How to read bytes from file

Question

I'm trying to read the length of some metadata from a .lrf file. (Used with the program LoLReplay)

There's not really documentation on these files, but I have already figured out how to do this in C++. I'm trying to re-write the project in python for multiple reasons, but I come across an error.

To first explain, the .lrf file has metadata immediately at the start of the file in this format:

• first 4 bytes are for something I have no clue about.

• next 4 bytes store the length of the metadata in hexidecimal, up until the end of the metadata, which after is the actual contents of the replay.

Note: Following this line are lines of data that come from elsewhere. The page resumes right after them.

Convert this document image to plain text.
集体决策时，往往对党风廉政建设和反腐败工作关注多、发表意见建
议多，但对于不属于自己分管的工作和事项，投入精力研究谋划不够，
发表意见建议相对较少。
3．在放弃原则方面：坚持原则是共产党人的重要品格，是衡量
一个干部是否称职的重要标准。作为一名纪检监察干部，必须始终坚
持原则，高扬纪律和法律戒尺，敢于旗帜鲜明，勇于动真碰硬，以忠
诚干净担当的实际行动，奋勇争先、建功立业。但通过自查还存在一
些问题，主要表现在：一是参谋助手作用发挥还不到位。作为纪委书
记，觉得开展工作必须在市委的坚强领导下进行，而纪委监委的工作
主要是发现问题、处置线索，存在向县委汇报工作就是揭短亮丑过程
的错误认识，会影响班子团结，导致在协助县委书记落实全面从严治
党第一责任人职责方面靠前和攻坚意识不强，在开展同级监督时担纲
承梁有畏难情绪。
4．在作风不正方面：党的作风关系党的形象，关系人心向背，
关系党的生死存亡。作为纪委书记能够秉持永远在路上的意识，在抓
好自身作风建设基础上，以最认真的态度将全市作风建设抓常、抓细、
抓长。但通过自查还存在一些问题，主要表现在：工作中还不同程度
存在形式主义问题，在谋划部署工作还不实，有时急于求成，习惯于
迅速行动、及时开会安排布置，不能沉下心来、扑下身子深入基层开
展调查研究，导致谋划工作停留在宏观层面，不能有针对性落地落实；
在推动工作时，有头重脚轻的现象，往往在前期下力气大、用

• bytes after the initial 8 bytes are the metadata in json format

The problem I'm having is actually reading the metadata length. This is the current function I have:

def getMetaLength(self):
    try:
        file = open(self.file,"r")
    except IOError:
        print ("Failed to open file.")
        file.close()
    #We need to skip the first 4 bytes.
    file.read(4)
    mdlength = file.read(4)
    print(hex(mdlength))
    file.close()

When I call this function, the shell returns a traceback stating:

    Traceback (most recent call last):
    File "C:\Users\Donald\python\lolcogs\lolcogs_main.py", line 6, in <module>
    lolcogs.getMetaLength()
    File "C:\Users\Donald\python\lolcogs\LoLCogs.py", line 20, in getMetaLength
    file.read(4)
    File "C:\Python32\lib\encodings\cp1252.py", line 23, in decode
    return codecs.charmap_decode(input,self.errors,decoding_table)[0]
    UnicodeDecodeError: 'charmap' codec can't decode byte 0x81 in position 3648:       character maps to <undefined>

My best guess is that read() is trying to read characters that are encoded in some unicode format, but these are definitely just bytes that I am attempting to read. Is there a way to read these as bytes? Also, is there a better way to skip bytes when you are attempting to read a file?

Answer 1

In Python 3 files are opened in text mode with the system's encoding by default. You need to open your file in binary mode:

file = open(self.file, 'rb')

Another problem you will run into is that file.read(4) will give you a string of 4 bytes (which the hex function doesn't understand). And you possibly want an integer. For that, refer to int.from_bytes, or, more generally, to the struct module. Then you can print that number in hexadecimal format as so:

mdlength = int.from_bytes(file.read(4), byteorder='big')
print(hex(mdlength))

Answer 2

Binary files should be handled in binary mode:

f = open(filename, 'rb')

For skipping bytes, I typically use file seek (SEEK_CUR or SEEK_SET) or I just do arbitrary file.read(n) if I didn't want to bother with formality. Only time I really use seeking is if I wanted to jump to a specific position.

Interpreting binary data I just stick to the unpack method provided by the struct module, which makes it easy to define whether you want to interpret a sequence of bytes as an int, float, char, etc. That's how I've been doing it for years so maybe there are more efficient approaches like the from_bytes method described in other answers.

With the struct module you can do things like

struct.unpack("3I", f.read(12))

To read in 3 (unsigned) integers at once. So for example given the format you've reversed engineered I would probably just say

unk, size = struct.unpack("2I", f.read(8))
data = f.read(size)

Answer 3

You should open the file in binary mode: open(filename, 'rb').